Os não-lugares consomem uma parte muito importante de recursos públicos e privados; parece que o trânsito e o anonimato obtêm uma maior atenção que «o lugar»: são mais rentáveis a expensas duma perda de humanização — incomunicação, velocidade.

As guerras devastadoras imperialistas e o modelo de reclusão das minorias no séc. XX estreiam uma forma de terror metódico — II Guerra Mundial —: os reclusos são exterminados e constroem-se para isso edificações específicas; apenas 60 anos despois, os palestinianos padecem uma reclusão que inclui no seu assassinato o castigo à família e ao próprio território: destruição das hortas e as vivendas, bombardeio de edifícios suspeitosos com os seus habitantes dentro...;

o Muro físico visualiza a repulsa pelo outro — Palestina, EUA, Ceuta —; não são muros defensivos, mas afirmação icónica do modelo cárcere-reserva-de-massas.

A realidade-ficção dos meios de comunicação estabelece territórios virtuais simplificados estatísticos e pré-interpretados: a história é história antes de ocorrer, decreta-se e assim não há que a pensar; a política gira em torno a manchetes jornalísticos e o pensamento do cidadão mede 30 x 40 cm por tema e dia, foto falsificada incluída. O planeta vive-se ao seu través — notícias de guerras, catástrofes ou da ‘Beautiful People’ — [ou, como mal menor, a través do turismo exótico]. Falamos cada vez mais sobre o que dizem os media; são os notários, o resto da realidade não existe.

A virtualidade, o comércio do conhecimento, o papel da bolsa, são hoje suporte fundamental do valor acrescentado: o capitalismo industrial cedeu ante o financeiro, e este redefine-se segundo a rentabilidade de conceitos como a velocidade na transmissão de dados ou a titularidade do espaço exterior: instantaneidade e novos territórios de poder; a vivenda parece ter só un valor hipotecario; o solo o da especulación: ambos, flutuantes, inestábeis; carga desacougante aquela, tesouro amoral este.
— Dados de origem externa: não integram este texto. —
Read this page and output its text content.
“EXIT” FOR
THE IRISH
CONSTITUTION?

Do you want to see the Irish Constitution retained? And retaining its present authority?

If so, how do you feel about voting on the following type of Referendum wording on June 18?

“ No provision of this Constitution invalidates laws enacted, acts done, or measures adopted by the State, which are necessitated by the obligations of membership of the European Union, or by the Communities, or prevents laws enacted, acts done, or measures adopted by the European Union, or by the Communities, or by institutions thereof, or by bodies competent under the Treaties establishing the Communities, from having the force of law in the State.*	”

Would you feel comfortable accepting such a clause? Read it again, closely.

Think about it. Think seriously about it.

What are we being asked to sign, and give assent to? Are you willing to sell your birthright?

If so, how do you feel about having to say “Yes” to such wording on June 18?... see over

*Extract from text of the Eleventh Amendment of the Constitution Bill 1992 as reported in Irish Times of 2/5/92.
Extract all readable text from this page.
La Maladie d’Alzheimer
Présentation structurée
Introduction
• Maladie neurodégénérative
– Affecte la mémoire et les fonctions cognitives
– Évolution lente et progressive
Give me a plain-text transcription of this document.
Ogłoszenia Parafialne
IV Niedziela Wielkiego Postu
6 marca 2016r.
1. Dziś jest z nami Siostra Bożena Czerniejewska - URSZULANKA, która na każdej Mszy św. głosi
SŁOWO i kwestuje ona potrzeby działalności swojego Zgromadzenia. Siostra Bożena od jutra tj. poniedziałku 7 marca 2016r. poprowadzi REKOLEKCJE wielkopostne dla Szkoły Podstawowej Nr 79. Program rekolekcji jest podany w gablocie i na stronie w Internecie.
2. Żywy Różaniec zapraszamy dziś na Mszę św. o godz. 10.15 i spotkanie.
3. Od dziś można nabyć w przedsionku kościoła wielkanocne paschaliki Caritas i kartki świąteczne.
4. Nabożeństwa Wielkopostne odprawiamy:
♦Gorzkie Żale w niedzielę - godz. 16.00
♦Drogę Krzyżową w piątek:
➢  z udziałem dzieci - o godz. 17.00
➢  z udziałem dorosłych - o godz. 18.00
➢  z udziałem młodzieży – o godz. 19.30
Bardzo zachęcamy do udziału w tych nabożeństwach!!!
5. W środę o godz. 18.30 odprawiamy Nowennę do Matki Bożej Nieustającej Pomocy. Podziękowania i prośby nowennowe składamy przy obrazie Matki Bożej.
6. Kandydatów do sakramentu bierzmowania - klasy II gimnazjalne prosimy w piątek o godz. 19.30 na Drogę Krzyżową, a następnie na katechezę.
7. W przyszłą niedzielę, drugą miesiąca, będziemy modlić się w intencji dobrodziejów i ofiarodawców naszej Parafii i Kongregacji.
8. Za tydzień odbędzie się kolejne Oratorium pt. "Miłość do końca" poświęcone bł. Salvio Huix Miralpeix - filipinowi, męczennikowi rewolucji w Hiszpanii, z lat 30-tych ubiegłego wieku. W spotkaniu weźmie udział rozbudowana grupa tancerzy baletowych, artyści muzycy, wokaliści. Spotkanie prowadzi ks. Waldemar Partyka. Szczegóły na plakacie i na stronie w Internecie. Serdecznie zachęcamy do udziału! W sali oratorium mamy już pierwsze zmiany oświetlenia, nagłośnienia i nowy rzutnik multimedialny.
A membrana Terra é tensada física e sociologicamente com agressões de dimensões e sanha inimagináveis só há uns anos. As cortas anuais na Amazónia do tamanho da Bélgica, a construção da barragem ou novo mar interior chinês, com o deslocamento de 600.000 pessoas; migrações forçadas de milhões de cidadãos que arriscam a vida fugindo da miséria, assédios e ocupações preventivas com milhões de mortes; cidades que crescem exponencialmente fora de controlo, migração de grandes centros de produção na procura de mão-de-obra barata, deixando milhares de desempregados, rapina de países inteiros aos quais se extrai a sua riqueza condenando-os à miséria. Estas tensões estabilizam a sua progressão e estão a definir novos territórios despojados de sentido ou de difícil intelectualização, separados por espaços vazios, de trânsito, às vezes desérticos; são os territórios do feísmo e a provisoriedade, o habitat da solidão e da pobreza.
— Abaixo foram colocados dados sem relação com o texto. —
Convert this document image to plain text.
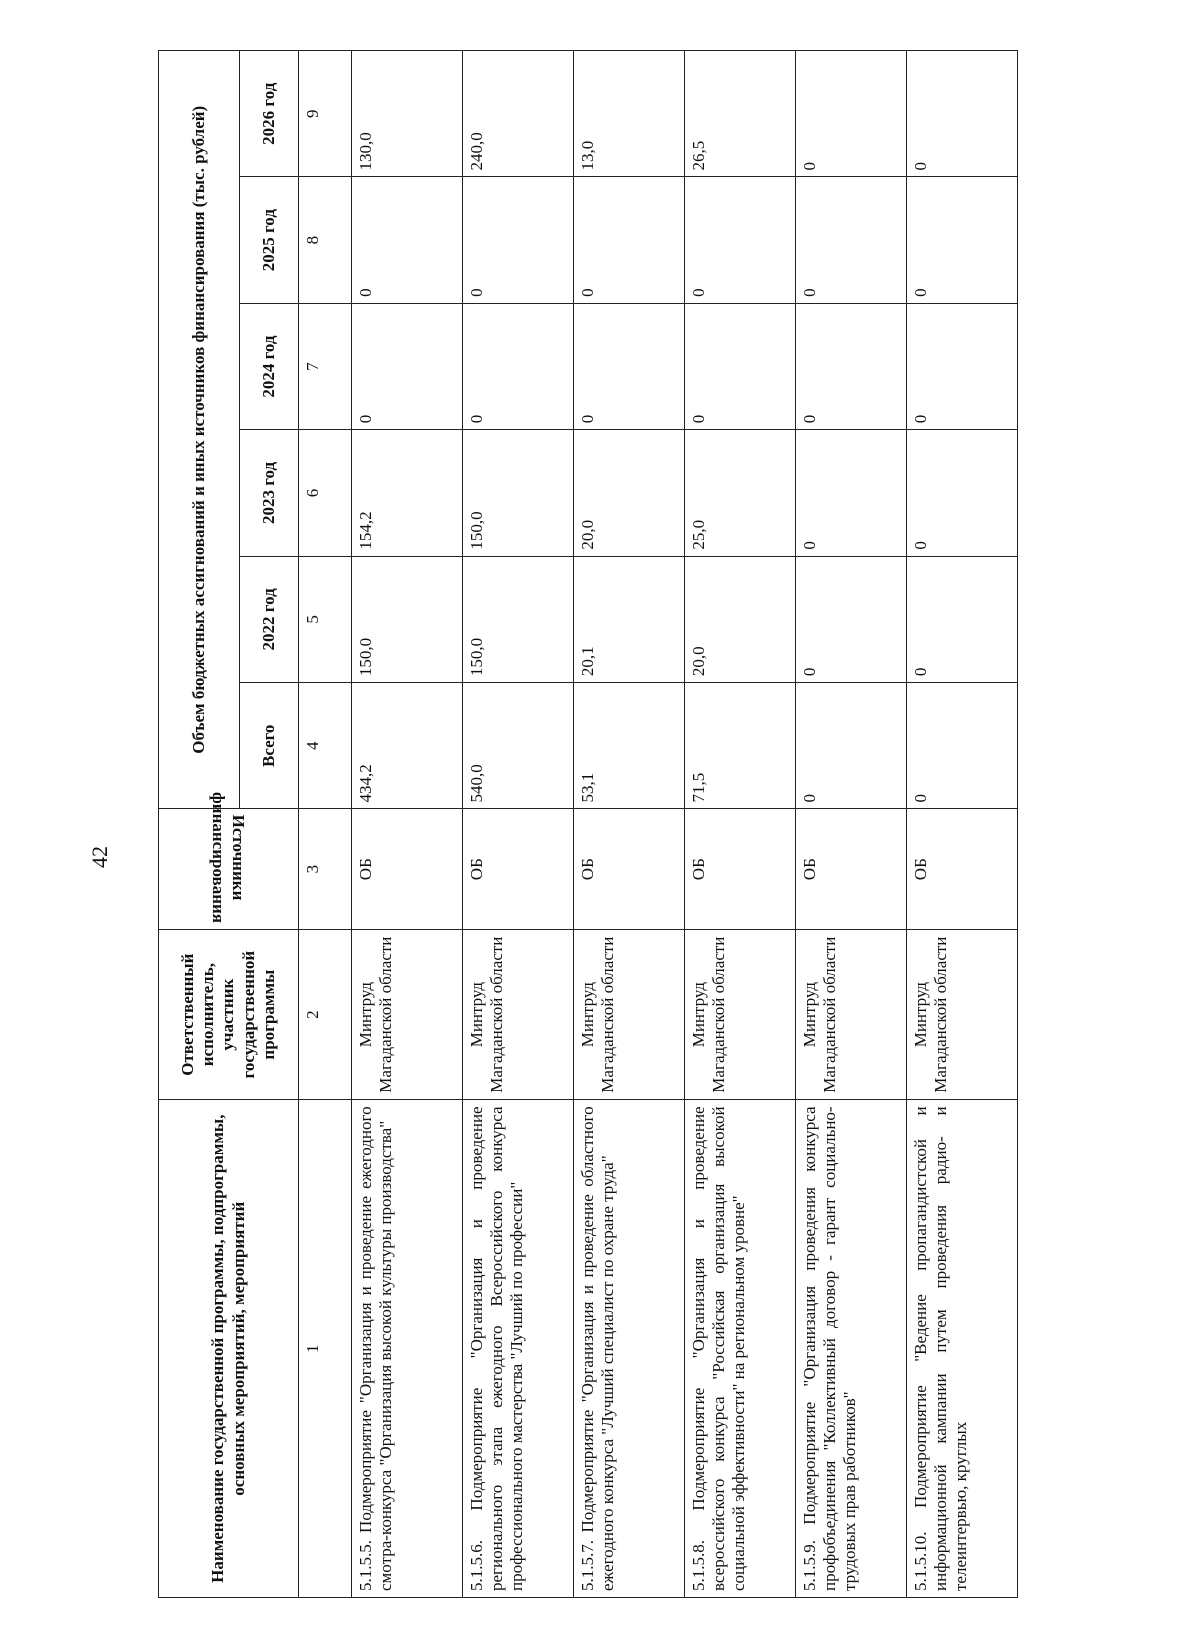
42
Наименование государственной программы, подпрограммы, основных мероприятий, мероприятий	Ответственный исполнитель, участник государственной программы	Источники финансирования	Объем бюджетных ассигнований и иных источников финансирования (тыс. рублей)					
			Всего	2022 год	2023 год	2024 год	2025 год	2026 год
1	2	3	4	5	6	7	8	9
5.1.5.5. Подмероприятие "Организация и проведение ежегодного смотра-конкурса "Организация высокой культуры производства"	Минтруд Магаданской области	ОБ	434,2	150,0	154,2	0	0	130,0
5.1.5.6. Подмероприятие "Организация и проведение регионального этапа ежегодного Всероссийского конкурса профессионального мастерства "Лучший по профессии"	Минтруд Магаданской области	ОБ	540,0	150,0	150,0	0	0	240,0
5.1.5.7. Подмероприятие "Организация и проведение областного ежегодного конкурса "Лучший специалист по охране труда"	Минтруд Магаданской области	ОБ	53,1	20,1	20,0	0	0	13,0
5.1.5.8. Подмероприятие "Организация и проведение всероссийского конкурса "Российская организация высокой социальной эффективности" на региональном уровне"	Минтруд Магаданской области	ОБ	71,5	20,0	25,0	0	0	26,5
5.1.5.9. Подмероприятие "Организация проведения конкурса профобъединения "Коллективный договор - гарант социально-трудовых прав работников"	Минтруд Магаданской области	ОБ	0	0	0	0	0	0
5.1.5.10. Подмероприятие "Ведение пропагандистской и информационной кампании путем проведения радио- и телеинтервью, круглых	Минтруд Магаданской области	ОБ	0	0	0	0	0	0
Em todos estes casos, o conceito de território cumpre funções novas quase sempre ligadas a experiências inumanas, amorais e angustiosas. Em sítios como Brasil ou China, por exemplo, directamente destrói-se ou altera-se de forma dramática, submetendo centos de milhares de pessoas ao desapego e à perda da sua história pessoal e colectiva.

Na Galiza, o intracolonialismo — em tempos foi externo; hoje, nós próprios bastamos para destruir o país — faz estragos: milhares de incêndios, construção massiva devastadora, pedreiras, barragens, agressões ecológicas selvagens...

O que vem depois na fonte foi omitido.